Our president and 4,000 dead

We reached that bloody milestone this week. Hard to think about this war any longer. What a monstrous catastrophe this administration gave us--and gave us rather casually. We were told we would win easily--that we would be greeted as liberators--that the oil revenues would pay for the reconstruction. Now 800 billion later, 4,000 dead, and no end in sight.

Caught this from a C&L post about Dana Perino having to answer questions about how the President responds to these deaths. She assures us that he grieves each and every one, and stops and prays about that loss. He assures us that he is sleeping fine and has no regrets. MediaBloodhound chronicles the ways this President has shown little regret about those deaths--from his joking about WMD to this last announcement where the milestone found him cuddling up with the Easter Bunny.

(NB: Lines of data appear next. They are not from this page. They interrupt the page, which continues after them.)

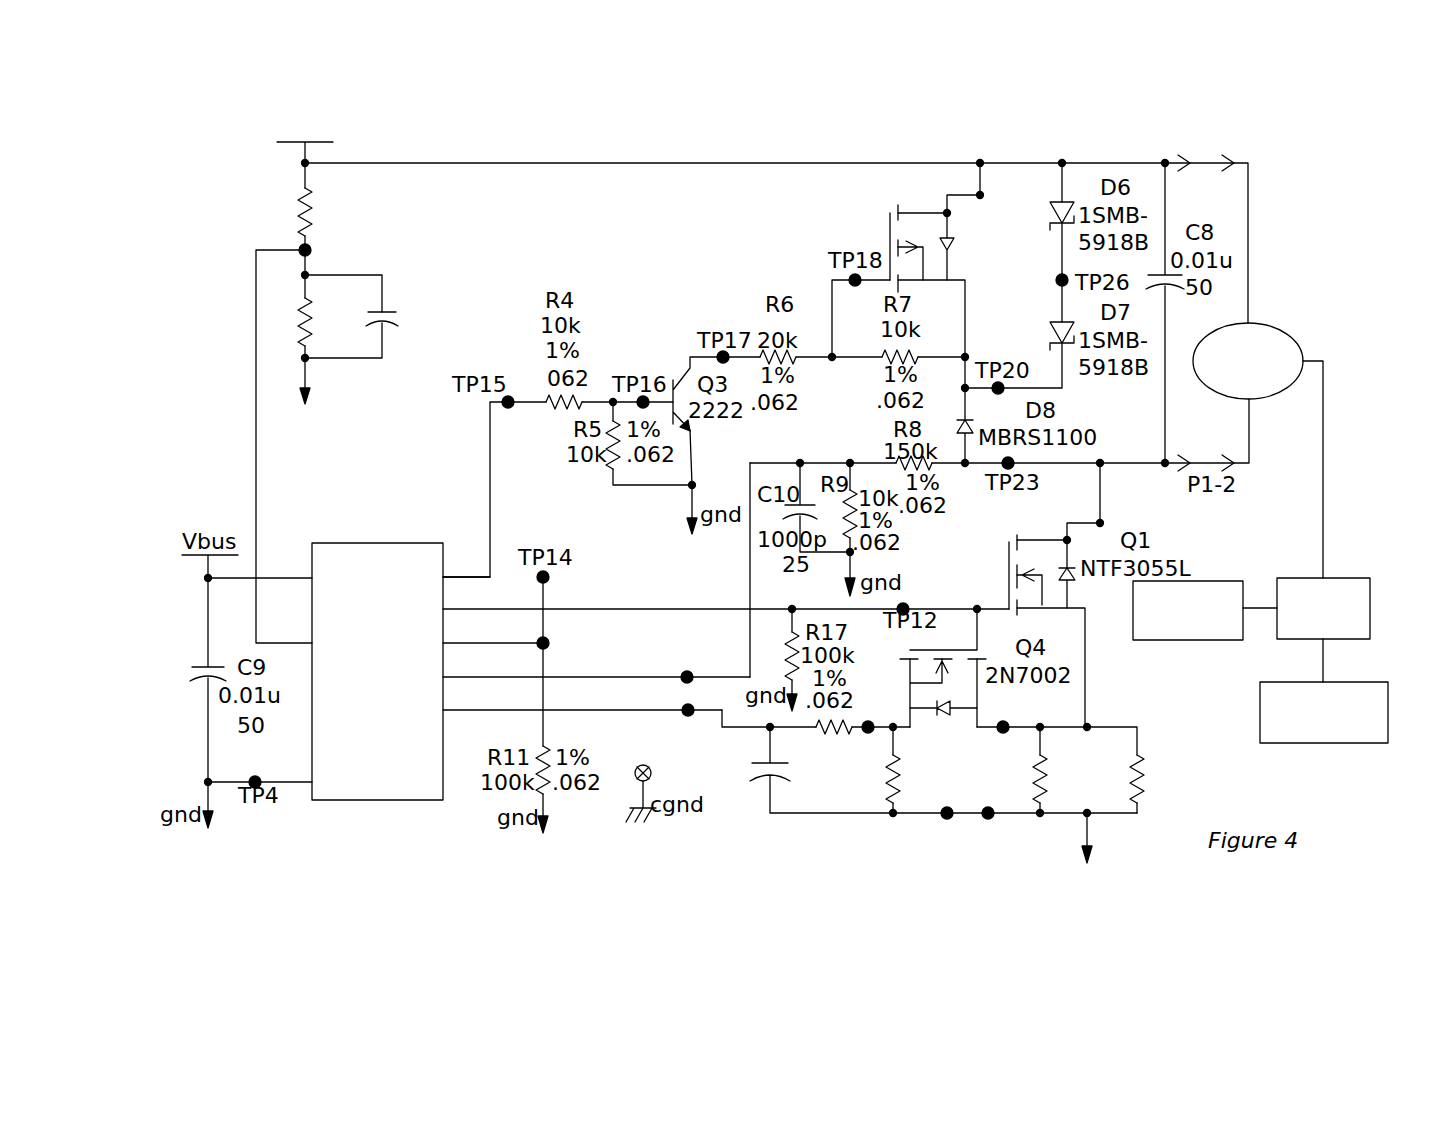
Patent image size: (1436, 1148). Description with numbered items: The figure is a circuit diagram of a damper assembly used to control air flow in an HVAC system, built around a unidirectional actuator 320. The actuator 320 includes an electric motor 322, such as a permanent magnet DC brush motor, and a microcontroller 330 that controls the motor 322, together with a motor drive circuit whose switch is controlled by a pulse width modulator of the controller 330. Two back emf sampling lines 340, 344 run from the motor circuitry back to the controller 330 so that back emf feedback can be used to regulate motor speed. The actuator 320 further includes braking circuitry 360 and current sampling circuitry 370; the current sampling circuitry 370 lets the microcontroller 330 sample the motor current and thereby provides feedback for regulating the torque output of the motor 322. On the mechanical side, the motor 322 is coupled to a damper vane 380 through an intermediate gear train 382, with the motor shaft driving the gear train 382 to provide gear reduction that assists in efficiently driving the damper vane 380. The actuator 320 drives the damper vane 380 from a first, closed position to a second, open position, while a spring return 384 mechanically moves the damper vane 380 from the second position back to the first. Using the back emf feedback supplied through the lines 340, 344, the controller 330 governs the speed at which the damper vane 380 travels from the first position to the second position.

The unidirectional actuator 320 is at (652, 156).
The electric motor 322 is at (1280, 330).
The microcontroller 330 is at (430, 543).
The back emf sampling line 340 is at (383, 163).
The back emf sampling line 344 is at (750, 575).
The braking circuitry 360 is at (848, 218).
The current sampling circuitry 370 is at (802, 821).
The damper vane 380 is at (1323, 745).
The gear train 382 is at (1353, 578).
The spring return 384 is at (1213, 578).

As Edward M. Gomez pointed out in the San Francisco Chronicle:

Noted the British newspaper the Daily Express yesterday: "Bush larked about with a 6-[foot-tall] Easter Bunny yesterday [Sunday, March 23] as his troops mourned their 4000th death in Iraq. The grim milestone was reached after four U.S. servicemen were killed when their patrol in southern Baghdad was hit by a roadside bomb on Easter Sunday. The president was pictured hugging the [Easter Bunny] at the White House as children...took over the South Lawn for the [annual] Easter Egg Roll...."

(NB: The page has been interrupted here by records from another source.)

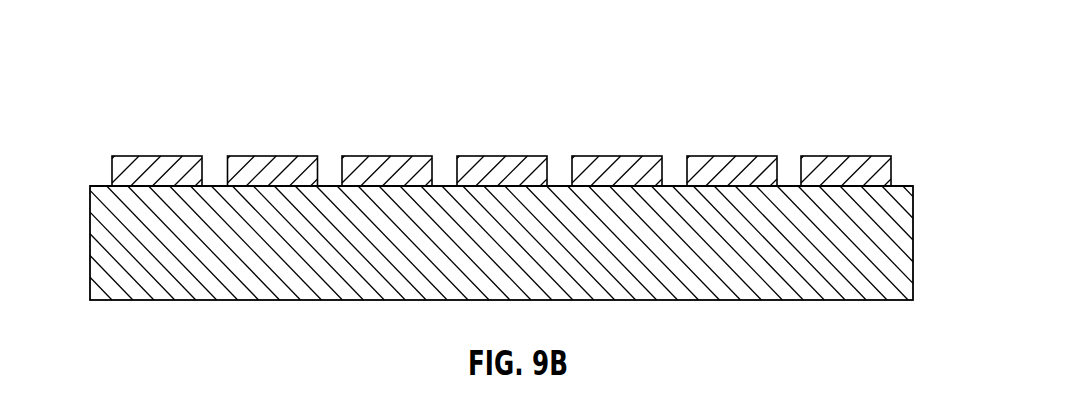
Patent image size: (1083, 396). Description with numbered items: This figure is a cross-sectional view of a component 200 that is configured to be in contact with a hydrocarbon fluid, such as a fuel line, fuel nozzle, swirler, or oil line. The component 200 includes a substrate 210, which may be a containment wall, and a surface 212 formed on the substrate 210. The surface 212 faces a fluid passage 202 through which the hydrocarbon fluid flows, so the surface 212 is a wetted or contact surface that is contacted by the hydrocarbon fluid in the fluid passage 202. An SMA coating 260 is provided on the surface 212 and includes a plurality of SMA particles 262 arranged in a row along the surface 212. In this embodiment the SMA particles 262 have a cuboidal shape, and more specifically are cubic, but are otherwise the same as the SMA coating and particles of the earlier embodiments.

The component 200 is at (147, 52).
The fluid passage 202 is at (757, 66).
The substrate 210 is at (900, 238).
The surface 212 is at (100, 180).
The SMA coating 260 is at (542, 142).
The SMA particles 262 is at (163, 163).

The same post links to a stunning essay by E. L. Doctorow entitled, "The Unfeeling President" where he asks:
How then can he mourn? To mourn is to express regret and he regrets nothing. He does not regret that his reason for going to war was, as he knew, unsubstantiated by the facts. He does not regret that his bungled plan for the war's aftermath has made of his mission-accomplished a disaster.

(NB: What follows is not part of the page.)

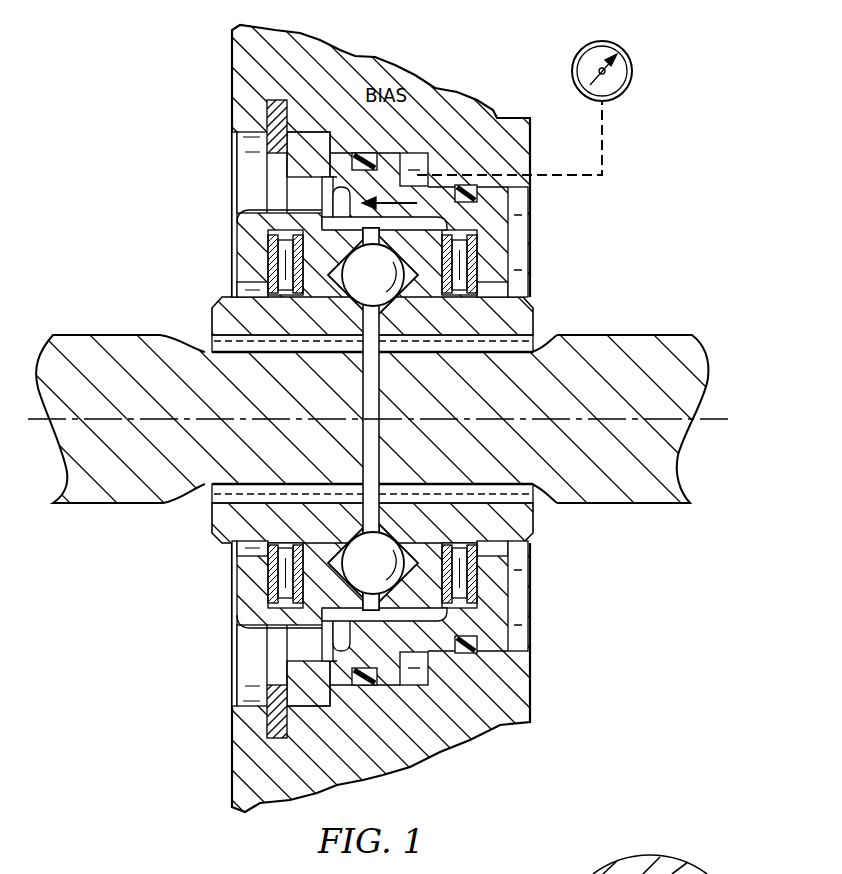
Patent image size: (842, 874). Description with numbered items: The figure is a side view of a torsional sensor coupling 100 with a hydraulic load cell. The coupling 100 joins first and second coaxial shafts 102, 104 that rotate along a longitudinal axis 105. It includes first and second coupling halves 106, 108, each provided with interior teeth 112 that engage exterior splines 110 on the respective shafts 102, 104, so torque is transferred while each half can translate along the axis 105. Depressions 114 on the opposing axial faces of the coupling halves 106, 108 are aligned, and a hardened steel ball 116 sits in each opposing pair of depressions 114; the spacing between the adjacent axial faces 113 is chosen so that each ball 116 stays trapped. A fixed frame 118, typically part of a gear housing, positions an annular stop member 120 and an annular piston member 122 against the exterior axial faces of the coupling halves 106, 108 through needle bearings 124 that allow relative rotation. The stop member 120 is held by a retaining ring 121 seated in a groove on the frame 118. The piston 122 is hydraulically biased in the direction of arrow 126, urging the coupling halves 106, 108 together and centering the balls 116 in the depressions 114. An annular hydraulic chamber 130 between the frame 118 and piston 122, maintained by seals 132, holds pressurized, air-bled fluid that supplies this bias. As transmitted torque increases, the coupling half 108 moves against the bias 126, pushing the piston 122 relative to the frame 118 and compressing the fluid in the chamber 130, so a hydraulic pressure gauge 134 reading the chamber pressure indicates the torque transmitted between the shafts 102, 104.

But his opening speaks to the vast difference between this president and some who have carried this burden in the past:
I fault this president for not knowing what death is. He does not suffer the death of our 21-year-olds who wanted to be what they could be. On the eve of D-Day in 1944 General Eisenhower prayed to God for the lives of the young soldiers he knew were going to die. He knew what death was. Even in a justifiable war, a war not of choice but of necessity, a war of survival, the cost was almost more than Eisenhower could bear.

But this president does not know what death is. He hasn't the mind for it. You see him joking with the press, peering under the table for the weapons of mass destruction he can't seem to find, you see him at rallies strutting up to the stage in shirt sleeves to the roar of the carefully screened crowd, smiling and waving, triumphal, a he-man.